Por Sérgio Santana*

Em maio de 1981, com a Guerra Fria entre Estados Unidos e a União Soviética (URSS) tendo entrado na sua última fase, que culminaria com a queda do Muro de Berlim em 1989 e o esfacelamento do império soviético dois anos depois, a liderança político-militar da URSS decidiu implementar a “Operatsiya RYaN”, ou “Operação RYaN”, sigla russa que significava “Raketno Yadernoe Napadenie” ou ataque de míssil nuclear.

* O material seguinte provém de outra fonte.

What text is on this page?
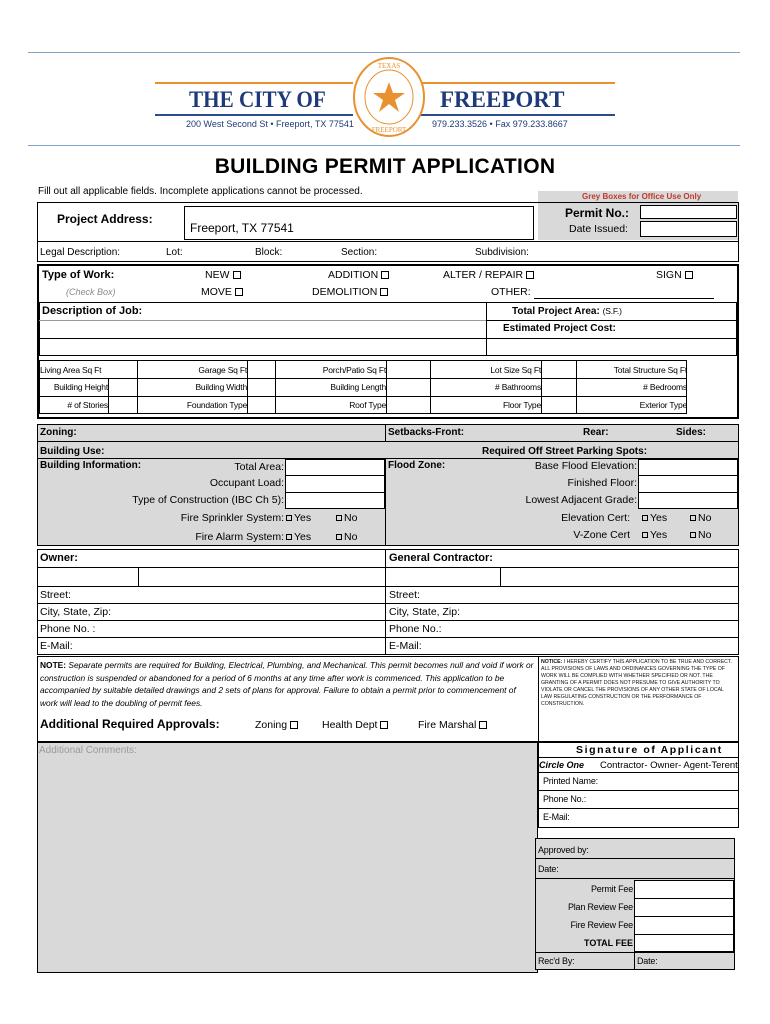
THE CITY OF	FREEPORT
200 West Second St • Freeport, TX 77541	979.233.3526 • Fax 979.233.8667
TEXAS
FREEPORT
BUILDING PERMIT APPLICATION
Fill out all applicable fields. Incomplete applications cannot be processed.	Grey Boxes for Office Use Only
Project Address:
Freeport, TX 77541
Permit No.:
Date Issued:
Legal Description:	Lot:	Block:	Section:	Subdivision:
Type of Work:
(Check Box)
NEW
MOVE
ADDITION
DEMOLITION
ALTER / REPAIR
OTHER:
SIGN
Description of Job:	Total Project Area: (S.F.)
Estimated Project Cost:
Living Area Sq Ft	Garage Sq Ft	Porch/Patio Sq Ft	Lot Size Sq Ft	Total Structure Sq Ft
Building Height	Building Width	Building Length	# Bathrooms	# Bedrooms
# of Stories	Foundation Type	Roof Type	Floor Type	Exterior Type
Zoning:	Setbacks-Front:	Rear:	Sides:
Building Use:	Required Off Street Parking Spots:
Building Information:	Flood Zone:
Total Area:
Occupant Load:
Type of Construction (IBC Ch 5):
Fire Sprinkler System:
Fire Alarm System:
Yes	No
Yes	No
Base Flood Elevation:
Finished Floor:
Lowest Adjacent Grade:
Elevation Cert:
V-Zone Cert
Yes	No
Yes	No
Owner:	General Contractor:
Street:
City, State, Zip:
Phone No. :
E-Mail:
Street:
City, State, Zip:
Phone No.:
E-Mail:
NOTE: Separate permits are required for Building, Electrical, Plumbing, and Mechanical. This permit becomes null and void if work or construction is suspended or abandoned for a period of 6 months at any time after work is commenced. This application to be accompanied by suitable detailed drawings and 2 sets of plans for approval. Failure to obtain a permit prior to commencement of work will lead to the doubling of permit fees.
NOTICE: I HEREBY CERTIFY THIS APPLICATION TO BE TRUE AND CORRECT. ALL PROVISIONS OF LAWS AND ORDINANCES GOVERNING THE TYPE OF WORK WILL BE COMPLIED WITH WHETHER SPECIFIED OR NOT. THE GRANTING OF A PERMIT DOES NOT PRESUME TO GIVE AUTHORITY TO VIOLATE OR CANCEL THE PROVISIONS OF ANY OTHER STATE OF LOCAL LAW REGULATING CONSTRUCTION OR THE PERFORMANCE OF CONSTRUCTION.
Additional Required Approvals:	Zoning	Health Dept	Fire Marshal
Additional Comments:	Signature of Applicant
Circle One Contractor- Owner- Agent-Terent
Printed Name:
Phone No.:
E-Mail:
Approved by:
Date:
Permit Fee
Plan Review Fee
Fire Review Fee
TOTAL FEE
Rec'd By:	Date:
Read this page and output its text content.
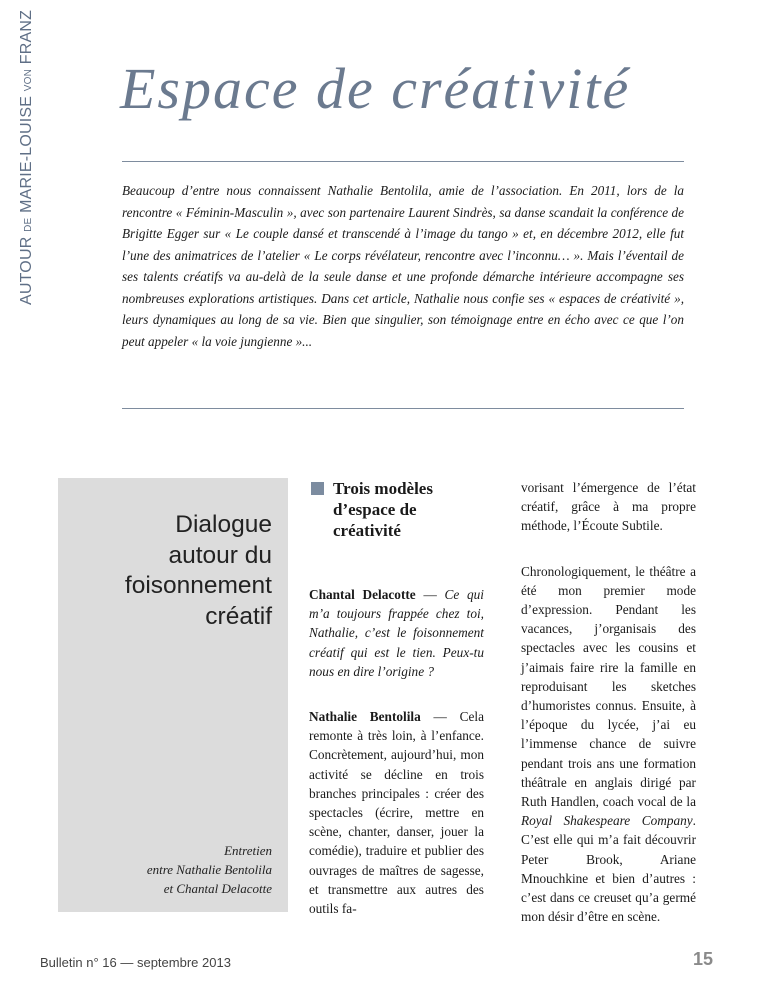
AUTOUR DE MARIE-LOUISE VON FRANZ
Espace de créativité

Beaucoup d’entre nous connaissent Nathalie Bentolila, amie de l’association. En 2011, lors de la rencontre « Féminin-Masculin », avec son partenaire Laurent Sindrès, sa danse scandait la conférence de Brigitte Egger sur « Le couple dansé et transcendé à l’image du tango » et, en décembre 2012, elle fut l’une des animatrices de l’atelier « Le corps révélateur, rencontre avec l’inconnu… ». Mais l’éventail de ses talents créatifs va au-delà de la seule danse et une profonde démarche intérieure accompagne ses nombreuses explorations artistiques. Dans cet article, Nathalie nous confie ses « espaces de créativité », leurs dynamiques au long de sa vie. Bien que singulier, son témoignage entre en écho avec ce que l’on peut appeler « la voie jungienne »...

Dialogue
autour du
foisonnement
créatif

Entretien
entre Nathalie Bentolila
et Chantal Delacotte

Trois modèles
d’espace de
créativité

Chantal Delacotte — Ce qui m’a toujours frappée chez toi, Nathalie, c’est le foisonnement créatif qui est le tien. Peux-tu nous en dire l’origine ?

Nathalie Bentolila — Cela remonte à très loin, à l’enfance. Concrètement, aujourd’hui, mon activité se décline en trois branches principales : créer des spectacles (écrire, mettre en scène, chanter, danser, jouer la comédie), traduire et publier des ouvrages de maîtres de sagesse, et transmettre aux autres des outils fa-

vorisant l’émergence de l’état créatif, grâce à ma propre méthode, l’Écoute Subtile.

Chronologiquement, le théâtre a été mon premier mode d’expression. Pendant les vacances, j’organisais des spectacles avec les cousins et j’aimais faire rire la famille en reproduisant les sketches d’humoristes connus. Ensuite, à l’époque du lycée, j’ai eu l’immense chance de suivre pendant trois ans une formation théâtrale en anglais dirigé par Ruth Handlen, coach vocal de la Royal Shakespeare Company. C’est elle qui m’a fait découvrir Peter Brook, Ariane Mnouchkine et bien d’autres : c’est dans ce creuset qu’a germé mon désir d’être en scène.

Bulletin n° 16 — septembre 2013	15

Era a materialização da paranoia típica do período, neste caso específico unicamente baseada na retórica marcadamente anti-soviética do presidente Ronald Reagan, que assumira em janeiro daquele ano, levando a que a liderança soviética pensasse que um ataque nuclear estaria sendo preparado, mesmo sem indicações a respeito, fossem norte-americanas ou mesmo da OTAN.

A “Operação RYaN” consistia não apenas no aumento do nível de prontidão dos oficiais de inteligência estacionados nas embaixadas das potências ocidentais (a fim de que detectassem movimentações repentinas em hospitais e supermercados) mas também no acréscimo da quantidade desses profissionais, com mais algumas centenas deles tendo sido requisitados.

Contudo, como sabemos, o ataque nuclear da OTAN não aconteceu, esvaziando o sentido em manter uma estrutura que custava demais a um império que começava a ruir e a “Operatsiya RYaN” foi encerrada em abril de 1989.

Entretanto, trinta anos depois, agora em maio de 2019, o Diretor do Departamento para Não-Proliferação e Controle de Armas do Ministério da Defesa da Federação Russa, Vladimir Ermakov, em entrevista à agência de notícias RIA-Novosti, diz que o simples posicionamento de armas nucleares norte-americanas na Europa evidencia o caráter provocativo deste movimento e a intenção de serem usadas em um eventual conflito em solo europeu.

Obviamente, há um certo exagero nesta afirmativa.

Primeiro porque os equipamentos atualmente disponíveis às operações de espionagem estão muito mais avançados em comparação com os recursos utilizados nas movimentações que fizeram parte da “Operatsiya RYaN”.

Os preparativos para um ataque nuclear poderiam ser detectados muito mais facilmente hoje que em 1981, seja por meio de satélites (que hoje existem em maior número, incluindo os comerciais), aumento no tráfego de comunicações (incluindo as redes de aficionados) e mesmo através da “Humint”, a inteligência humana, com agentes de campo infiltrados em bases e círculos governamentais. E é bem provável que as declarações do diretor russo simbolizem que uma versão 2019 da “Operação RYaN” esteja em andamento.

Outra característica atual é que as ameaças aos objetivos russos naquele continente se limitam, ao contrário do que a liderança soviética buscava detectar (um ataque de mísseis nucleares baseados em solo europeu, o tipo de sistema de arma atualmente inexistente nos arsenais da OTAN), ao emprego de bombas nucleares táticas, que exigem a exposição da aeronave que as carrega à defesa antiaérea russa, conforme o Poder Aéreo descreveu aqui.

E, por fim, não é demais lembrar que muito provavelmente ao primeiro sinal da escalada de um estado de tensão que possa resultar no emprego das bombas nucleares da OTAN na Europa, o adversário russo tenderia a neutralizar as bases onde estão tais artefatos com mísseis de cruzeiro supersônicos, que hoje existem em maior variedade e letalidade que em 1981.


*Bacharel em Ciências Aeronáuticas (Universidade do Sul de Santa Catarina – UNISUL), pesquisador do Núcleo de Estudos Sociedade, Segurança e Cidadania (NESC-UNISUL) e pós-graduando em Engenharia de Manutenção Aeronáutica (Pontifícia Universidade Católica de Minas Gerais – PUC/MG). Único colaborador brasileiro regular das publicações Air Forces Monthly, Combat Aircraft e Aviation News.